11.0.0 — defect-injection oracle and a judge-primary path

Defect-injection oracle (src/audit/oracle/): splices one labeled cheat into a presumed-clean real PR, so recall is measured against ground truth. npm run oracle:build writes the corpus byte-identically; every injection carries a sha256-pinned label.
Judge as a primary detector (judge-primary.ts): raises a finding for the two semantic categories (goal-not-fixed, cheat-mock-mutation) that no regex or AST detector keys on, lifting them from 0/50 to 20/50. Advisory by default, opt-out via judgePrimary.enabled: false.
Chunking, not truncation (diff-chunker.ts): oversized diffs are split into hunk-grouped chunks so a tail defect reaches the judge, and into per-hunk chunks so a verdict localizes to a (file, hunk-index) id.
Eleventh detector: type-suppression (a @ts-ignore / eslint-disable added over a changed line) ships in the default set, bringing the default set to eight and the full set to eleven.

Honest scope

The structural detectors over-flag normal PRs at scale, which is why findings ship advisory and nothing blocks by default.
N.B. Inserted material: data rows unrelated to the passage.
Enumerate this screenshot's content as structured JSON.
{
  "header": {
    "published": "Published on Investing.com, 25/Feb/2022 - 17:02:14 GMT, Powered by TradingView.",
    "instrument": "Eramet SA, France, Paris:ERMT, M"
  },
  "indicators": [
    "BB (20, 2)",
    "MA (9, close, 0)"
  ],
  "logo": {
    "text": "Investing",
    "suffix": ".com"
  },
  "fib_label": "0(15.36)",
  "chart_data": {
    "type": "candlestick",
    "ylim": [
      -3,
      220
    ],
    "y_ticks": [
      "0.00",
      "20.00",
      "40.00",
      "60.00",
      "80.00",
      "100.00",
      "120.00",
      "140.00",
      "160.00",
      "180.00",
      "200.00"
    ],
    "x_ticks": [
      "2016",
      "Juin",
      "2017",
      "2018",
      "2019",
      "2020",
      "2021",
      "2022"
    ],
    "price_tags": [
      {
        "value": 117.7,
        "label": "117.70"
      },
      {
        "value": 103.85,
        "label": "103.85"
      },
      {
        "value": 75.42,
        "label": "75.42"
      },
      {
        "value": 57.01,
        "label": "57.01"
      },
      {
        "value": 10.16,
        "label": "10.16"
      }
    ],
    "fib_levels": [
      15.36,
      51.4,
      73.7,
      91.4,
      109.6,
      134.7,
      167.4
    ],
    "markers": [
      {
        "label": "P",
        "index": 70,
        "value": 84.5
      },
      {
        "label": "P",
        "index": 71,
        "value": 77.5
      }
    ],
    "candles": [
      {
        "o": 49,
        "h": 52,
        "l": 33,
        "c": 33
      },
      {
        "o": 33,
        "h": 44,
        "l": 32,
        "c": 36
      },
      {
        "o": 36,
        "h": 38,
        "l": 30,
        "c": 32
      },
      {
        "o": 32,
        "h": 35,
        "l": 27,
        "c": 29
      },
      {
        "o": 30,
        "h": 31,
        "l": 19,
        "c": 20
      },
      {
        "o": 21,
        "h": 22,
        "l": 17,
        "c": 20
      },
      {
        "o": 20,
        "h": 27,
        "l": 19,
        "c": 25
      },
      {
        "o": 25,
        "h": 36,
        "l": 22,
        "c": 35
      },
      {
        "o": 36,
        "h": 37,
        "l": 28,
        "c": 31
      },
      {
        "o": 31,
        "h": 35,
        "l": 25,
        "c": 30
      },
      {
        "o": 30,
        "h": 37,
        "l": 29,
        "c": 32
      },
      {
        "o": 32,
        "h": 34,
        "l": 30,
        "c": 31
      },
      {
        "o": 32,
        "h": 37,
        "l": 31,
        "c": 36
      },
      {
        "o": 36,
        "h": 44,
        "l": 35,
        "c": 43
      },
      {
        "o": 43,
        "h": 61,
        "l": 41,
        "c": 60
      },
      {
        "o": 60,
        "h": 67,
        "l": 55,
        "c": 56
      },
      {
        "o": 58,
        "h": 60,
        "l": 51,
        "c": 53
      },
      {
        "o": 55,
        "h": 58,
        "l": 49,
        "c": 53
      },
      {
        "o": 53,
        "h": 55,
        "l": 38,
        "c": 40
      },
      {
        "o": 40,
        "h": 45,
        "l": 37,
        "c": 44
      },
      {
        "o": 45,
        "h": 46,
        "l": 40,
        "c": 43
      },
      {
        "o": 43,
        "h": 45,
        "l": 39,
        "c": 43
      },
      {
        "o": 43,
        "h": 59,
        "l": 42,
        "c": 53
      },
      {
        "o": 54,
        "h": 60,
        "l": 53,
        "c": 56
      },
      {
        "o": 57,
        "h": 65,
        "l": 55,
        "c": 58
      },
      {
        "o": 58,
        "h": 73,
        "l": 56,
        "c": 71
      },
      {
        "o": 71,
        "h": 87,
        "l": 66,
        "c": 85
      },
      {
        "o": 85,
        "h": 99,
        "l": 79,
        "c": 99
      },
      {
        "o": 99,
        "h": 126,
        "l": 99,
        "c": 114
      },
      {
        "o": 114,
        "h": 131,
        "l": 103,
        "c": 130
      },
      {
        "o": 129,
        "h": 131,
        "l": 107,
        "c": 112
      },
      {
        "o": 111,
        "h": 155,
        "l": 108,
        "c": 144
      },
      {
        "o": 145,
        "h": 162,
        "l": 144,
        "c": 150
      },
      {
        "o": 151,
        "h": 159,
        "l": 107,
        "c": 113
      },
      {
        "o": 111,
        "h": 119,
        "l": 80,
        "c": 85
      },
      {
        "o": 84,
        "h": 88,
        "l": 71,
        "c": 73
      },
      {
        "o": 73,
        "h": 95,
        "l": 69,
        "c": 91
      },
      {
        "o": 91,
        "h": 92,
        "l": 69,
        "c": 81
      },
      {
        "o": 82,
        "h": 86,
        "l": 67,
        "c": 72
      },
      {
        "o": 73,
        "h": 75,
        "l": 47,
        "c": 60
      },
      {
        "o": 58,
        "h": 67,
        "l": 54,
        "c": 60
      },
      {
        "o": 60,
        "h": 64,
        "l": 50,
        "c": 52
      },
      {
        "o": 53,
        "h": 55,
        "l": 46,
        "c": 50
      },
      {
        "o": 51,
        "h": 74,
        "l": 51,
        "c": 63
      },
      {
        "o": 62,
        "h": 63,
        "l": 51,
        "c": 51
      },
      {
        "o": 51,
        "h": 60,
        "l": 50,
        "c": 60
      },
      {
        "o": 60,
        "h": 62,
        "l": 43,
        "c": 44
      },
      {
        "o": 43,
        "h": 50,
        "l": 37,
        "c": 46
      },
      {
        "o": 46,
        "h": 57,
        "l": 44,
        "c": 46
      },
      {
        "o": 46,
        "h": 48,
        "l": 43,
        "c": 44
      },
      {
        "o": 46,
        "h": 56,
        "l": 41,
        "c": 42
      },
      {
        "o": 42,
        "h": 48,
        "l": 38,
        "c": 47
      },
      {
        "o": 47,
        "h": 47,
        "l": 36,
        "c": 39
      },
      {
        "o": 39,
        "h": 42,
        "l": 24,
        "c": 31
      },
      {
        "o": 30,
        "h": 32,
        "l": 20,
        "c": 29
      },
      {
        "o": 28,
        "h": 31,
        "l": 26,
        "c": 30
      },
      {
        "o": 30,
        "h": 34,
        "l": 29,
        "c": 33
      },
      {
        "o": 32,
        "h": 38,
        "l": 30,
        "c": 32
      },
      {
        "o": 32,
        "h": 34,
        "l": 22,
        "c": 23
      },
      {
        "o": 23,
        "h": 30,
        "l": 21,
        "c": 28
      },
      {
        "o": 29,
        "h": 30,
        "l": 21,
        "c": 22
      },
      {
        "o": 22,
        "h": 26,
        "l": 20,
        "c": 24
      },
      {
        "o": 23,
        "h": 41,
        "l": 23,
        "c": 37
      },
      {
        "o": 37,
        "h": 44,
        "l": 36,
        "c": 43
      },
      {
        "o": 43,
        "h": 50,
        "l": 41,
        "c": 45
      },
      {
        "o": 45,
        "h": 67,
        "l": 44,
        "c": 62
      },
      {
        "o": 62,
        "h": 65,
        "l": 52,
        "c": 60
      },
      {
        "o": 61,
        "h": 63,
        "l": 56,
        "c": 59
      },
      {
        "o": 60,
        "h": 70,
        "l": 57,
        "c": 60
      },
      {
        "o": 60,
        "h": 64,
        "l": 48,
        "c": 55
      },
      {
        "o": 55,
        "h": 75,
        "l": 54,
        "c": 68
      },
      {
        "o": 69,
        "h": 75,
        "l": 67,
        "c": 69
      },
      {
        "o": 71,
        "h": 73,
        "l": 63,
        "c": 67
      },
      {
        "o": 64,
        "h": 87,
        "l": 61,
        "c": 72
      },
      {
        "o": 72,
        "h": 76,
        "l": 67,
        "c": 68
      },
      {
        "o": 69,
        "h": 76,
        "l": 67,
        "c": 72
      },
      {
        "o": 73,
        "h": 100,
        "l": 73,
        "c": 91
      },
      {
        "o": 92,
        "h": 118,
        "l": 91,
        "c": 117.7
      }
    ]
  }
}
No detector has yet cleared the 0.90-precision gate to block on its own, and the 205-PR real-corpus baseline is AI-labeled with a “pending human review” stamp on every entry: human re-labeling is the next milestone. Use this as a cheat and under-constraint signal, not a general bug finder. See the README’s “Limitations and what’s next” and benchmarks/real-prs/REDUNDANCY-FINDING.md.

Install

git clone https://github.com/moonrunnerkc/swarm-orchestrator.git
cd swarm-orchestrator
npm install
npm run build
npm link
swarm --help

Node 20 or later (the execution-grounded layer wants Node 22). Full notes in CHANGELOG.md.